I decided I would throw myself into my career and work hard at rising through the ranks, becoming as successful as possible, and trying to achieve some self-esteem and happiness that way.
Unfortunately, my plan has not played out. Although I do work hard and strive for perfection, this has rubbed some people within my company the wrong way. I’ve been held back from promotions many times, and after 20 years with the same employer, it seems I am doomed to stay where I am and never move forward.
This has tapped into the feeling of low self-esteem that started after my miscarriage, and I feel like I am forever in a dark place again. I recognize that I am angry all the time and feel an overwhelming amount of sadness. Even though I recognize this, I am having a hard time breaking free and exploring other career opportunities, and the thought of leaving my company literally breaks my heart.
I don’t know how to get over my fear of leaving my comfort zone, even though I know deep down it is what would be best for me. I feel like I am self-sabotaging, and I’ve hit a wall that I don’t know how to break through.
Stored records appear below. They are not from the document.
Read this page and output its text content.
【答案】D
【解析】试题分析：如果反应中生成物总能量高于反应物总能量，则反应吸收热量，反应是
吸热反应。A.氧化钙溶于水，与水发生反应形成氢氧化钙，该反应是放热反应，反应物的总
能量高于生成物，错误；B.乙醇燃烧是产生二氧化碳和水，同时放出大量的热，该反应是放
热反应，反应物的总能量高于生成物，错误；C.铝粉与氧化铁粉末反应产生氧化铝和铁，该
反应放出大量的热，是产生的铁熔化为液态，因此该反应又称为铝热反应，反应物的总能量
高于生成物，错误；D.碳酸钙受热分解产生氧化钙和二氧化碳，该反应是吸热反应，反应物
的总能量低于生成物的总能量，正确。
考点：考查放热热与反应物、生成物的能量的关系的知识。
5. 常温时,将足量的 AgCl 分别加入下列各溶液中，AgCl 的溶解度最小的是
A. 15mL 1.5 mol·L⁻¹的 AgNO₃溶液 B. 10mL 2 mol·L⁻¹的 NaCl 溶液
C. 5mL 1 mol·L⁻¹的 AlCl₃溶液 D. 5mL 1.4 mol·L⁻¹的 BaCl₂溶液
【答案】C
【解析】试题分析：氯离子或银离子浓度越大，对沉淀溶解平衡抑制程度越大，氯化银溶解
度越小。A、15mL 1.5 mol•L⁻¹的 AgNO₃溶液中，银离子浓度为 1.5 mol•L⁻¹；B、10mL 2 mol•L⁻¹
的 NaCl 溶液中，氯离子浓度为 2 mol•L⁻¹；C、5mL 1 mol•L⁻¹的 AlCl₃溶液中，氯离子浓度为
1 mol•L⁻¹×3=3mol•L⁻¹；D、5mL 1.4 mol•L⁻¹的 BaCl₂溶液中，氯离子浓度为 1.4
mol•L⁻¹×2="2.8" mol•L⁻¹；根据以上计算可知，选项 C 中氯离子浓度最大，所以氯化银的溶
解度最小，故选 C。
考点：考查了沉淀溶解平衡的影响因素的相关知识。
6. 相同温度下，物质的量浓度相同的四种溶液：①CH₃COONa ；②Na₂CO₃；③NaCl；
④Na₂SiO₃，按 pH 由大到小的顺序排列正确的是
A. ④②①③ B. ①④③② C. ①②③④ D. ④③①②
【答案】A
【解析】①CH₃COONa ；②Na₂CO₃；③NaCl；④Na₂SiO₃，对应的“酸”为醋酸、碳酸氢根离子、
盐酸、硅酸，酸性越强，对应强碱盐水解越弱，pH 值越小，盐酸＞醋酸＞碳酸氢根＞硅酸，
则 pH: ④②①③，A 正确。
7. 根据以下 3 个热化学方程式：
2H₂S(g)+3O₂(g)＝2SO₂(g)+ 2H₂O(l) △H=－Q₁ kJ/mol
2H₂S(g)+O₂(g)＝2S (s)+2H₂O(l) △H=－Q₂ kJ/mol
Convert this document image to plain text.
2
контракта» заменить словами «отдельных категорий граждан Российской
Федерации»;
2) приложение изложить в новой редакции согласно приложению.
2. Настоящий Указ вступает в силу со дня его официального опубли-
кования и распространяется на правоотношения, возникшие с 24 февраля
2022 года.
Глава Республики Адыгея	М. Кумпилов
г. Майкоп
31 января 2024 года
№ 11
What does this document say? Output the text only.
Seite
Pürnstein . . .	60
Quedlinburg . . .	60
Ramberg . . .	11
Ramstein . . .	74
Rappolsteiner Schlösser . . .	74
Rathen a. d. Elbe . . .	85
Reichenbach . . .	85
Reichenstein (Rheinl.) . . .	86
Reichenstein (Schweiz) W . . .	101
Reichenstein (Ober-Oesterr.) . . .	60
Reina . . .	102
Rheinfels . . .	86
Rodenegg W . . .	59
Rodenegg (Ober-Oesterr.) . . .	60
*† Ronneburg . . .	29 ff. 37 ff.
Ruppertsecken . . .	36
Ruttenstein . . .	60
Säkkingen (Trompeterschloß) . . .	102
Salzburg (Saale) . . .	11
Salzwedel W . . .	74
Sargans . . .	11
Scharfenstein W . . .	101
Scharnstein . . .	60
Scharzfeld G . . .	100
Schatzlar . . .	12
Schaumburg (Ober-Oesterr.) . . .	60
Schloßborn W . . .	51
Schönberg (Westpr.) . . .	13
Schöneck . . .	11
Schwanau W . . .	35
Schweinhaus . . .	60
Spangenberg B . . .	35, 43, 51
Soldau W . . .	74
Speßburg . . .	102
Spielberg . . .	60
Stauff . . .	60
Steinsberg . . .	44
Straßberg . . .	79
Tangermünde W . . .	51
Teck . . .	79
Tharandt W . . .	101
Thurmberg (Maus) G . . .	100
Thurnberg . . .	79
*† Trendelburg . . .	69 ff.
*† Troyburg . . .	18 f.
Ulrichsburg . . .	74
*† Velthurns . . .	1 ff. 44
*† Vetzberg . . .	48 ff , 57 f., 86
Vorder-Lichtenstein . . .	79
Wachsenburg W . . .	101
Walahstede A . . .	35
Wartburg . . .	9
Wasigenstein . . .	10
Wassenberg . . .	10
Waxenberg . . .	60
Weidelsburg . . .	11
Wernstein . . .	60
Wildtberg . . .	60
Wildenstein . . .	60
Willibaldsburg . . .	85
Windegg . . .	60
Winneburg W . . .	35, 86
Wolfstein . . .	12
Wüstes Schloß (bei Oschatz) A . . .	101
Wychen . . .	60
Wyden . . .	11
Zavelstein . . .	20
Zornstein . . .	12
I also feel like I am unconsciously sending a message that it is OK to treat me badly.
Any advice on how to build my confidence back and truly leap toward what I believe I deserve?
Dear Self-Stuck: Instead of viewing your past as something that has beaten you down, look at it as proof of your strength. You were able to bounce back from a breakup, a miscarriage and a medical emergency all by yourself.
Now that you’re back on your feet, you have some choices to make: Do you want the fear of loss to stop you from ever finding love? Do you want to stay trapped in a stagnant career where your hard work is not appreciated?
Your letter alone tells me the answer is no. Change is scary, but if you are not satisfied with the current state of your life, then it is absolutely necessary.
You don’t have to go through it alone, nor should you. Reach out to friends and family members; get involved in a local organization; and seek a good therapist to help you work through the past so you can build a brighter future.